Movie Review: Eye in the Sky

EITS-INTLBesides myself, I could count the number of people in the audience on one hand plus one finger. I mean six. There were six persons in the theater, seven if you count me, which I suppose you should. Granted, it was the first showing of the day, but it wasn’t that early. It was 11:25 a.m., the perfect time for anyone wanting to catch a movie before lunch. Such matinee showings tend to be less populous than later showings, but rarely had I been in a theater with so few people. Maybe this skews my judgement about the popularity of Eye in the Sky, about its success, but I fear it is underperforming in the box office. This is unjust, because it is a movie well worth seeing. It is a tense drama about the inherent dilemmas of war, about the hard choices those waging war must make, and about the psychological price they pay for those choices. It is also, to the best of my knowledge, the first fictional work to explore drone warfare in depth.

Eye in the Sky originated as a BBC movie, but somewhere in its development when that deal fell apart, Gavin Hood (Ender’s Game, X-Men Origins: Wolverine) took over the script by Guy Hibbert. Hood found the backing and filmed the movie in his native South Africa. He cast screen legends Helen Mirren and Alan Rickman with Breaking Bad actor Aaron Paul and relative newcomer Barkhad Abdi, from Captain Phillips. Aisha Takow plays Alia Mo’Allim, a young girl selling bread who plays a pivotal role in the story.

This is a war movie, but in tone and drama, it plays out more like 12 Angry Men than Saving Private Ryan. It’s an absurdity: The warriors are in Las Vegas, the officers are in England, and the battlefield is a militia-held territory in Kenya. For years, Colonel Katherine Powell (Mirren) had been tracking Susan Danford aka Ayesha AL-Hady, a British national who had become radicalized and joined a terrorist organization. She had finally pinpointed Danford, with the aid of a spy on the ground (Abdi). Meanwhile in a boardroom equipped with close-circuit TV, General Benson (Rickman) monitors the mission with high-ranking ministers from the British government. Though the original mission was to capture Danford, it became a kill mission when they learned she was preparing two suicide bombers. The drone pilot, Steve Watts (Paul) and his assistant, Carrie Gershon (Phoebe Fox), must carry out the kill mission, but neither had fired a Hellfire missile before. Needless to say, they suffer qualms.

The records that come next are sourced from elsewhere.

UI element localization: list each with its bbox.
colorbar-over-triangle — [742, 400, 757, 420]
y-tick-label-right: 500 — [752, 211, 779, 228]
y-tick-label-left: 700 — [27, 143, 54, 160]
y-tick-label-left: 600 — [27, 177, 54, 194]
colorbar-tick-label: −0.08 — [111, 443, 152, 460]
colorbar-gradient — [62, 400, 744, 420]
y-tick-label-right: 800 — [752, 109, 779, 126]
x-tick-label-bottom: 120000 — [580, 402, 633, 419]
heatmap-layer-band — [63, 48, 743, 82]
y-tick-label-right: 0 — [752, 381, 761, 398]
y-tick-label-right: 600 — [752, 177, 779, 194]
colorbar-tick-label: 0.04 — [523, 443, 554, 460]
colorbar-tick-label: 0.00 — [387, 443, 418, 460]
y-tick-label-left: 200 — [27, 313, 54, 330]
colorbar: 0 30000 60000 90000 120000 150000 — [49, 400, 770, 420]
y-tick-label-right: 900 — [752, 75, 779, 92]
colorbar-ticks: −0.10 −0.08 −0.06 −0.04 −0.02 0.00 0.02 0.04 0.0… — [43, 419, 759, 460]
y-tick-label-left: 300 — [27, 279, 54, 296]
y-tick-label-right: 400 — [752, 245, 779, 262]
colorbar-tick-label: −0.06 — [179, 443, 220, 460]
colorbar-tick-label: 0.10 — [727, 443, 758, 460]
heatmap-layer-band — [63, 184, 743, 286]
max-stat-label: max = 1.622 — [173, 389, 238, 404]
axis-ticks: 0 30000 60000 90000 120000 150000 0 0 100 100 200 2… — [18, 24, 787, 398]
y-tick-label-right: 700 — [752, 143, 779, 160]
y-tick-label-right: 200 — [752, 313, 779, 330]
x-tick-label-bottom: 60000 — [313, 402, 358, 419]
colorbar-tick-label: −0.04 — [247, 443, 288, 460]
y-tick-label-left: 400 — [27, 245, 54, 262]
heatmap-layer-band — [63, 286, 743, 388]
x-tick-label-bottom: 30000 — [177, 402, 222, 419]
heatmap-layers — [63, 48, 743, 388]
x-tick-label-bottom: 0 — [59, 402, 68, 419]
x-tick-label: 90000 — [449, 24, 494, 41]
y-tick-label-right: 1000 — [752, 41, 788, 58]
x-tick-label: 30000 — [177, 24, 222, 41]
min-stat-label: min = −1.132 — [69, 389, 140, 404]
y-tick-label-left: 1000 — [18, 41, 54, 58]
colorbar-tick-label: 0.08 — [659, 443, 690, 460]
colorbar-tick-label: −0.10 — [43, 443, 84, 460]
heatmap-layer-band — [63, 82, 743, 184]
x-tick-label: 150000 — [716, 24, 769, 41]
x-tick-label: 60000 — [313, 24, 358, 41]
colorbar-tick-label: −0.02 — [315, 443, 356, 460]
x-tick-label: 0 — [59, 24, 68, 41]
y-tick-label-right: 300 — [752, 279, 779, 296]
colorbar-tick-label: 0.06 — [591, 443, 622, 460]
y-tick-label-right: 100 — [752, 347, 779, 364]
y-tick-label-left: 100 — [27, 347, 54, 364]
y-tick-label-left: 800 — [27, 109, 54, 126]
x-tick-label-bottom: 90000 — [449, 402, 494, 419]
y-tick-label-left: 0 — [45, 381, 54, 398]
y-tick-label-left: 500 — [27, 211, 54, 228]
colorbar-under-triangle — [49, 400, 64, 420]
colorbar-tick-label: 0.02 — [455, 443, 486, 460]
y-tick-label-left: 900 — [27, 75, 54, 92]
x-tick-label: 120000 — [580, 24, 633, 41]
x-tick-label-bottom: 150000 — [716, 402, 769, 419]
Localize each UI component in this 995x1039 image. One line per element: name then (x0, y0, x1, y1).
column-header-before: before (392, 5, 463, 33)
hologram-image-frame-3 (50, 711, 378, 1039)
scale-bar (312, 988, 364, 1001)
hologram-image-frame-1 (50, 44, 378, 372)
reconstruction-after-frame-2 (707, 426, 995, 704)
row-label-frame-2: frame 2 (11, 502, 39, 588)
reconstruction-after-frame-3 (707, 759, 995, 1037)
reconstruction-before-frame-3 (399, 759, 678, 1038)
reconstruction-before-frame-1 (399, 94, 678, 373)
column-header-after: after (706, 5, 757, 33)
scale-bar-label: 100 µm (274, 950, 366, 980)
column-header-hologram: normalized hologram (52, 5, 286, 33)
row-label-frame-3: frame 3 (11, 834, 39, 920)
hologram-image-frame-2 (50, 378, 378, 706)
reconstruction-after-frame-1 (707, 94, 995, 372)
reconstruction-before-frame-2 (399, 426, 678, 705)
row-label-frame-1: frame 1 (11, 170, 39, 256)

They share these qualms with British ministers. With legal, political, and diplomatic ramifications at stake, this action is debated and referred to such people as the Foreign Minister and the US Secretary of State. No one wants to take full responsibility for this action. And the situation becomes more complicated when Alia shows up outside the target house to sell bread. She gives a face to “collateral damage.” Since she would also likely perish in the drone strike, the dilemma becomes: Is it better to kill one innocent to stop a suicide bombing or to abort the mission, which means the suicide bombers would complete their missions. To Benson and Powell, there is no option than to carry out the strike, but to the government ministers and the drone pilots, who must squeeze the trigger, the moral high ground is not so easily defined.

Though the war against terrorism is the background conflict in this movie, the dramatic conflict of Eye in the Sky is the debate over this dilemma. Maybe you learned in school that literary conflict is between good versus evil, and though that applies for many stories, good versus good often tells a more compelling story. That is the case in this movie, where the central issue is whether to spare Alia’s life or to stop a suicide bombing.

Besides the terrorists, who have no speaking roles in this movie, there are no bad guys here, no villains. Character development fuels this movie. We understand the players on the screen: Powell who must complete her mission, General Benson who must convince the politicians this is the right course, and Watts who would prefer to never squeeze the trigger. Good acting is essential in such movies, and all the performers performed well. This allows us to believe that we are watching real people in a real situation, as events unfold in real time. Though Eye in the Sky is slow movie at the beginning, as the characters are established and the conflict develops, that tension builds us to climax and the emotional release that ensues from it. In lessor hands, this movie would’ve felt sentimental, but in Hood’s hands, the emotions felt honest. I cried drying the climax. In fact, my eyes were still teary as I left the theater. Thinking about it still brings tears to my eyes.

As I am sure you can tell by the above comments, I recommend Eye in the Sky. Though I don’t believe it is driving a lot of viewers to the theater, those who do see it are rewarded with an intellectual and emotional drama.